I think I do a poor job of picking favorites in the various publisher’s respective heroes and teams. I dug on Young Justice, then it turned into a crossover mess until it was so confusing it was cancelled. Spider-Girl was cool, and then it vanished. Impulse, great fun though it was, has gone the way of the dodo. Moon Knight, Ghost Rider, Exterminators, the list goes on and on. It seems every time I grow an affinity for certain characters they disappear. So it seemed with Young Avengers. Sure, they showed up in big crossovers, but then ‘poof’. As if they didn’t exist.
Then, seemingly out of nowhere and totally under the radar, here comes Avengers: The Children’s Crusade. I can’t believe this hasn’t made more noise, considering from all outwards appearance this is the one that could finally lead to the big return of none other than the Scarlet Witch.
Teammates Wiccan and Speed look the same, and have powers derivative of siblings Wanda and Pietro Maximoff, the children of Magneto. It is Wiccan’s belief that he and Speed are the spiritual offspring of Wanda, also known as the bat sh-t crazy Scarlet Witch. Wiccan has decided to go look for his momma, and the grown up Avengers have decided not to let this happen.
First off, the art and writing is spot-on, which shouldn’t come as much surprise considering this is the same creative team responsible for the first Young Avengers series. While these characters have made other appearances, none of them have taken full advantage of the characters thus far, so it’s damn good to see Allan Heinberg and Jim Cheung return. Both have such a deep understanding of the subjects, readers will find themselves instantly comfortable.
There is just so much good stuff to say about the feel of this book. I love the way Heinberg has positioned these young heroes against the standard bearers. Instead of welcoming them in, Cap and friends look upon the new generation with distrust, with one member of the Avengers even looking forward to killing one of the youth. Just like the in the real world, these replacements are feared for what they may become and for what they represent... the future.

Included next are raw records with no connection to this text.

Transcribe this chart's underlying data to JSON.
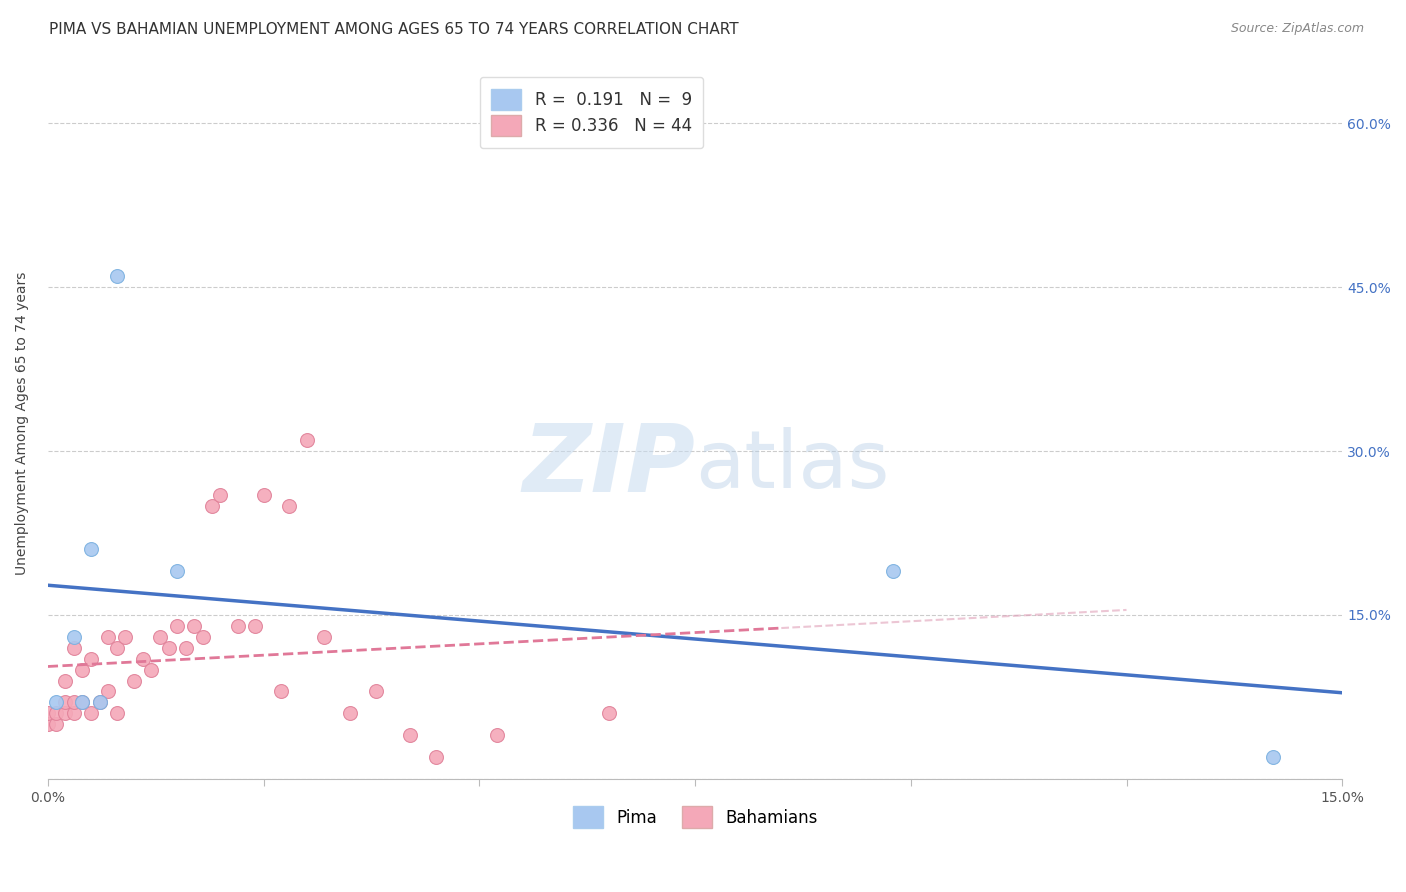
{
  "title": "PIMA VS BAHAMIAN UNEMPLOYMENT AMONG AGES 65 TO 74 YEARS CORRELATION CHART",
  "source": "Source: ZipAtlas.com",
  "xlabel": "",
  "ylabel": "Unemployment Among Ages 65 to 74 years",
  "xlim": [
    0.0,
    0.15
  ],
  "ylim": [
    0.0,
    0.65
  ],
  "xticks": [
    0.0,
    0.025,
    0.05,
    0.075,
    0.1,
    0.125,
    0.15
  ],
  "xtick_labels": [
    "0.0%",
    "",
    "",
    "",
    "",
    "",
    "15.0%"
  ],
  "yticks": [
    0.0,
    0.15,
    0.3,
    0.45,
    0.6
  ],
  "ytick_right_labels": [
    "",
    "15.0%",
    "30.0%",
    "45.0%",
    "60.0%"
  ],
  "pima_color": "#a8c8f0",
  "pima_edge_color": "#7ab0e0",
  "bahamas_color": "#f4a8b8",
  "bahamas_edge_color": "#e08098",
  "legend_box_pima": "#a8c8f0",
  "legend_box_bahamas": "#f4a8b8",
  "R_pima": 0.191,
  "N_pima": 9,
  "R_bahamas": 0.336,
  "N_bahamas": 44,
  "pima_x": [
    0.001,
    0.003,
    0.004,
    0.005,
    0.006,
    0.008,
    0.015,
    0.098,
    0.142
  ],
  "pima_y": [
    0.07,
    0.13,
    0.07,
    0.21,
    0.07,
    0.46,
    0.19,
    0.19,
    0.02
  ],
  "bahamas_x": [
    0.0,
    0.0,
    0.001,
    0.001,
    0.002,
    0.002,
    0.002,
    0.003,
    0.003,
    0.003,
    0.004,
    0.004,
    0.005,
    0.005,
    0.006,
    0.007,
    0.007,
    0.008,
    0.008,
    0.009,
    0.01,
    0.011,
    0.012,
    0.013,
    0.014,
    0.015,
    0.016,
    0.017,
    0.018,
    0.019,
    0.02,
    0.022,
    0.024,
    0.025,
    0.027,
    0.028,
    0.03,
    0.032,
    0.035,
    0.038,
    0.042,
    0.045,
    0.052,
    0.065
  ],
  "bahamas_y": [
    0.05,
    0.06,
    0.05,
    0.06,
    0.06,
    0.07,
    0.09,
    0.06,
    0.07,
    0.12,
    0.07,
    0.1,
    0.06,
    0.11,
    0.07,
    0.08,
    0.13,
    0.06,
    0.12,
    0.13,
    0.09,
    0.11,
    0.1,
    0.13,
    0.12,
    0.14,
    0.12,
    0.14,
    0.13,
    0.25,
    0.26,
    0.14,
    0.14,
    0.26,
    0.08,
    0.25,
    0.31,
    0.13,
    0.06,
    0.08,
    0.04,
    0.02,
    0.04,
    0.06
  ],
  "pima_line_intercept": 0.205,
  "pima_line_slope": 0.8,
  "bahamas_line_intercept": 0.07,
  "bahamas_line_slope": 1.8,
  "bahamas_line_xend": 0.085,
  "watermark_zip": "ZIP",
  "watermark_atlas": "atlas",
  "background_color": "#ffffff",
  "grid_color": "#cccccc",
  "title_fontsize": 11,
  "axis_label_fontsize": 10,
  "tick_fontsize": 10,
  "legend_fontsize": 12,
  "marker_size": 100,
  "right_tick_color": "#4472c4"
}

The creative team also performs well presenting mature subject matter in *gasp* mature ways. One of my biggest pet peeves is when stereotypical types are shoehorned into a story just to fill some quota the writer thinks will make his or her work edgy. Not so here. For instance, two main characters in this book are gay, but that isn’t the point of the characters, just a part of who they are. Add to that the touching manner in which their relationship is handled and it’s some of the most emotionally charged dating drama I’ve seen in quite some time.
And wow is this book beautiful. Jim Cheung just knows this team, and treats them with such an amazing hand it seems as if the characters could crawl off the page.
The return of the Young Avengers may not have warranted much press from Marvel, but I’d suggest any fan of character driven works to run down to their shop and pick this up.